Dr. Anthony Reder, a neurologist and professor of neurology at the University of Chicago who teaches alongside Dr. Arnason, believes that Dr. Arnason’s unique way of thinking triggers worldwide ripples in research. “He is a rare conceptual leader who rethinks things, questions the herd mentality and is always creatively looking at ideas from a new perspective.”
Turning ripples into waves
“Discovering the T cell was no trivial thing and it hugely impacted our thinking about MS over the years,” Dr. Arnason says, although he quickly adds that T cells are only part of a larger story.
He next focused on genetics and found one gene that encodes CD4 T cells, which predisposes a person to MS and may also make the disease worse. Dr. Arnason’s research also found another gene that encodes CD8 T cells and protects against MS.
“When we first discovered these genes, we put all our emphasis on CD4 T cells, to see if we could find a way to stop the disease from getting worse. That may have been an error, because it turns out that the CD8 cell’s function crashes during MS attacks. That prompted us to look instead at ways to augment the CD8 cells and thus protect against MS,” Dr Arnason says.

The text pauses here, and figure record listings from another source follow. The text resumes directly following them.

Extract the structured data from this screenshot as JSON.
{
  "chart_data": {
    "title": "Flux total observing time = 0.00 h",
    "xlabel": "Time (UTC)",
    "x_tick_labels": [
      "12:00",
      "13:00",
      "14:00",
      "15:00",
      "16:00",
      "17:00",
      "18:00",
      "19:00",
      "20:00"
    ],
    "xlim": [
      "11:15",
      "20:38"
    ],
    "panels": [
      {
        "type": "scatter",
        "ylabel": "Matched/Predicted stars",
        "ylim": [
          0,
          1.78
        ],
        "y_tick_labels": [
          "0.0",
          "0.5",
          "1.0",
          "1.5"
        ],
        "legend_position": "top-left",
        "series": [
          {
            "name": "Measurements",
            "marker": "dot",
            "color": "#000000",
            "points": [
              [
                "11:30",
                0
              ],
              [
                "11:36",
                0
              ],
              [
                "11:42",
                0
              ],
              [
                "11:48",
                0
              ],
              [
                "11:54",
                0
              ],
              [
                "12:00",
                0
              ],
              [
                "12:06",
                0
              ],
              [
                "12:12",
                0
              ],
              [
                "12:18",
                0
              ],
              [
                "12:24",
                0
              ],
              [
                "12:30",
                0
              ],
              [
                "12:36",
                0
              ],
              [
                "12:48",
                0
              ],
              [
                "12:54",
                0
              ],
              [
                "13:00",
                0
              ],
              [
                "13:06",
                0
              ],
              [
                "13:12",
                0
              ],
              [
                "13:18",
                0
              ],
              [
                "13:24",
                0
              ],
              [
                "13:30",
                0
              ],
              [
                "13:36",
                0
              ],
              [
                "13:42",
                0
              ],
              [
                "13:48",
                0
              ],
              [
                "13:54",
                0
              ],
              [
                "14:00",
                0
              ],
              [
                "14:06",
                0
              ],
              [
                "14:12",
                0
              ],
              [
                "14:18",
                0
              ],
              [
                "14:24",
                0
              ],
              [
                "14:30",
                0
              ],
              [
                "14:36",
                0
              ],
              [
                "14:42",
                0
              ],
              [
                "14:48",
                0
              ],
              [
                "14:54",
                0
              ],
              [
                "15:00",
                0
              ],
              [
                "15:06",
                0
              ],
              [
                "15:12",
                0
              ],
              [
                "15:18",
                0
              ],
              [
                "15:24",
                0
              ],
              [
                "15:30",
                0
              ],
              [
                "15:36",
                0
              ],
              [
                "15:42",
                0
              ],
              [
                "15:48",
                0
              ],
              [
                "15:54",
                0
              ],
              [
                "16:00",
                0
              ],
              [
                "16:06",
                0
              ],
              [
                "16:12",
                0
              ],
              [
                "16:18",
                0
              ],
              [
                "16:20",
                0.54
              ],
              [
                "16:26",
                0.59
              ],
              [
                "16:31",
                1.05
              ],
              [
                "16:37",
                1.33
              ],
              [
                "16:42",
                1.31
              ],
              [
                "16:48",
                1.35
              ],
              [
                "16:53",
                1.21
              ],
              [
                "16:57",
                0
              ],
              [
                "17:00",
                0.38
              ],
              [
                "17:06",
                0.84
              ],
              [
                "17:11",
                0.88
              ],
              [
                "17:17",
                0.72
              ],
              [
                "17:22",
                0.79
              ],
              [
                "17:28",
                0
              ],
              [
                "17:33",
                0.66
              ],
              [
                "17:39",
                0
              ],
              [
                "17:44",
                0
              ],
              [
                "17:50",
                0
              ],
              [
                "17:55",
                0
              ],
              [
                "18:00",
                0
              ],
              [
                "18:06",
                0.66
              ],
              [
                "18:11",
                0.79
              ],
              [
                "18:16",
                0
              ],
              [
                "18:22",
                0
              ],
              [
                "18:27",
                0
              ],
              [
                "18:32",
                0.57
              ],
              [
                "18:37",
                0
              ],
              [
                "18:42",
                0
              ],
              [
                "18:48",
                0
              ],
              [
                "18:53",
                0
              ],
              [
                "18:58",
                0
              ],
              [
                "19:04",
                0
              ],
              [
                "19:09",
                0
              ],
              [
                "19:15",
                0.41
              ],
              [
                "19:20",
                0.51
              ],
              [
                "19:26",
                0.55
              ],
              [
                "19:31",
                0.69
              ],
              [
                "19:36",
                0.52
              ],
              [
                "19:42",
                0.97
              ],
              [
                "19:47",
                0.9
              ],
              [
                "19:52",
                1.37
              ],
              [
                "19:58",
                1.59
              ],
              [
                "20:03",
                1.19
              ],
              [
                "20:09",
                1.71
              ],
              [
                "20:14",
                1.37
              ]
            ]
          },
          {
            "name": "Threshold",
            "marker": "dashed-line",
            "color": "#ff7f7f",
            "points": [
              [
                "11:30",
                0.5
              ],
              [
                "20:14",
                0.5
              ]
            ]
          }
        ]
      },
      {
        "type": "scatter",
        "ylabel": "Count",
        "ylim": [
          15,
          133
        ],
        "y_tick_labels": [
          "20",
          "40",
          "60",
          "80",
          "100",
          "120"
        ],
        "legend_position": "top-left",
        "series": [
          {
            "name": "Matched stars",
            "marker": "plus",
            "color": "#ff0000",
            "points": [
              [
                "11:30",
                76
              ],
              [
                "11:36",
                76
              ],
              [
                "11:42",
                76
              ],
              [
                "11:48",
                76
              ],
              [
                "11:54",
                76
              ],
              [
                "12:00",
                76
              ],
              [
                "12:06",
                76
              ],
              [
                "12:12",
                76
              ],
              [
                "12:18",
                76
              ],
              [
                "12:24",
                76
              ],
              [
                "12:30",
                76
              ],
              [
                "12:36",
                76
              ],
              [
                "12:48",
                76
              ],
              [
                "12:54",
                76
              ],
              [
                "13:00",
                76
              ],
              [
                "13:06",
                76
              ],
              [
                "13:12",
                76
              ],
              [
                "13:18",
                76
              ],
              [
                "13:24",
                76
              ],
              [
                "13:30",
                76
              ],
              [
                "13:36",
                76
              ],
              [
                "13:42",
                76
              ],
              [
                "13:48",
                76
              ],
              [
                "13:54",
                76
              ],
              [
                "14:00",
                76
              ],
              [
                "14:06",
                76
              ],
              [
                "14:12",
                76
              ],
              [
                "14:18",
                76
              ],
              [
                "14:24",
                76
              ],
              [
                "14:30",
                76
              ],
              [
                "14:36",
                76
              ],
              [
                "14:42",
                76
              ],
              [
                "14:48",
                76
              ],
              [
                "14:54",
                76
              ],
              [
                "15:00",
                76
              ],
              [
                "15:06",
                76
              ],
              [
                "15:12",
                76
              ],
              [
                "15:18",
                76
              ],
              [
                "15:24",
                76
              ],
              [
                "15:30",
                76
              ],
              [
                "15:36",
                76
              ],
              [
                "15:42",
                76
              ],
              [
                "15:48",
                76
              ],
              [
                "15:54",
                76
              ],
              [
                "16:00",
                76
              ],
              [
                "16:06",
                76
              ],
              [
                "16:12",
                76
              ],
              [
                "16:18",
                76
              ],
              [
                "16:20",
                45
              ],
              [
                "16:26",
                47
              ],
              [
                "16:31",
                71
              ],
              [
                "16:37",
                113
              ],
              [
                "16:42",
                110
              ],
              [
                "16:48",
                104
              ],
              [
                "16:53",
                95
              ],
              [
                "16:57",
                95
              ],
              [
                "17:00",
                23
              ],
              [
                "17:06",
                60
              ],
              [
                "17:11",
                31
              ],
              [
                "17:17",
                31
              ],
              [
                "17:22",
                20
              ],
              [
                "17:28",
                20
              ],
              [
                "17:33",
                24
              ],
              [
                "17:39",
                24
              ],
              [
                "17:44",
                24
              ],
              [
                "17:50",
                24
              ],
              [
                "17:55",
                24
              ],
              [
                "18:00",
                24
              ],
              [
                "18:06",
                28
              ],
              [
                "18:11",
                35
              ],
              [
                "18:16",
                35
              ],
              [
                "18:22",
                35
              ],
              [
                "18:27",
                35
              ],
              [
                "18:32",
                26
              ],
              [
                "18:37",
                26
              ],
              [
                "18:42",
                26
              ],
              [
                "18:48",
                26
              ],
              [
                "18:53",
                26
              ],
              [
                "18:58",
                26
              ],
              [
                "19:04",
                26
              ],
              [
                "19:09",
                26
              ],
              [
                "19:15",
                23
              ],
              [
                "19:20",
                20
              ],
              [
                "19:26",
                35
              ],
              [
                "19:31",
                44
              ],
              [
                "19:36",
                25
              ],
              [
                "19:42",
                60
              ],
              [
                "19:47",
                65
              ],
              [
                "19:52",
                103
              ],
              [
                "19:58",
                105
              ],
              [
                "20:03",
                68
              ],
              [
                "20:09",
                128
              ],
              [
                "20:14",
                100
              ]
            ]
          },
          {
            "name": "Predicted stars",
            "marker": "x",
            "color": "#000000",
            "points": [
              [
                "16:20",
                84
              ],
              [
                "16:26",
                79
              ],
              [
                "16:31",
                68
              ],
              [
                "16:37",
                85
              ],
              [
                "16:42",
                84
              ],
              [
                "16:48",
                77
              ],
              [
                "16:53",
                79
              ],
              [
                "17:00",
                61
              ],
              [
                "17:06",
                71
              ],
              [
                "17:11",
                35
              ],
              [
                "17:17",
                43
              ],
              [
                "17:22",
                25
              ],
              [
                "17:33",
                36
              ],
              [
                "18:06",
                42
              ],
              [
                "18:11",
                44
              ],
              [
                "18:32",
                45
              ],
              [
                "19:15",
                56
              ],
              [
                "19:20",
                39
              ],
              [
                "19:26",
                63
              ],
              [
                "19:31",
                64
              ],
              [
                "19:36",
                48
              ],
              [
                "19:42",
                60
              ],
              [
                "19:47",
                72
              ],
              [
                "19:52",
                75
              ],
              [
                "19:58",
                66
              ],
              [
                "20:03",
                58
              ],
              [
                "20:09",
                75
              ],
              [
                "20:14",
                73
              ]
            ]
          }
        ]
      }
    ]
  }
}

Coming from this new angle, Dr. Arnason and his team are currently investigating immunoglobulin-like transcript 3, a protein that signals CD8 cells to shut down the immune response when it should be on. “This protein isn’t there when people have an MS relapse, so the immune response turns off. There are various drugs, like albuterol, that can regulate the protein, but we’re the first to test these drugs on people with MS,” Dr. Arnason stresses.
A new target
Another investigation that currently has Dr. Arnason energized concerns steroids. For severe MS exacerbations, most neurologists recommend a short course of high-dose corticosteroids. “For those with relapsing-remitting MS, we know that steroids make symptoms better during the attack because they bind to a steroid receptor. However, steroids don’t delay the onset of progressive MS. None of the drugs used to treat MS work in progressive MS—because we now believe that progressive MS does not depend on the T cell. If it doesn’t depend on the T cell and it does involve the immune system, then it must depend on parts of the immune system that are not T cells, and that, we think, is the monocyte.”
Monocytes are another type of white blood cell with receptors that respond to external stimuli and transmit signals to sensory nerves. In people with progressive MS, these receptors are resistant to steroids now in use. “Studying this theory might offer new ideas to treat progressive MS and possibly add a few twists to the steroid story.”
A deeper understanding
At this point in his five-decade career, when others of his stature might hang the “gone fishing” sign, Dr. Arnason says he’s having “too much fun to quit.” So the story continues, which Dr. Hartman says benefits everyone. “He has this brilliant mind, with a much deeper understanding of the immunology of MS than the vast majority of people. On top of that he’s a really nice guy, so whether you’re working with him, learning from him, or are his patient, it’s a phenomenal experience.”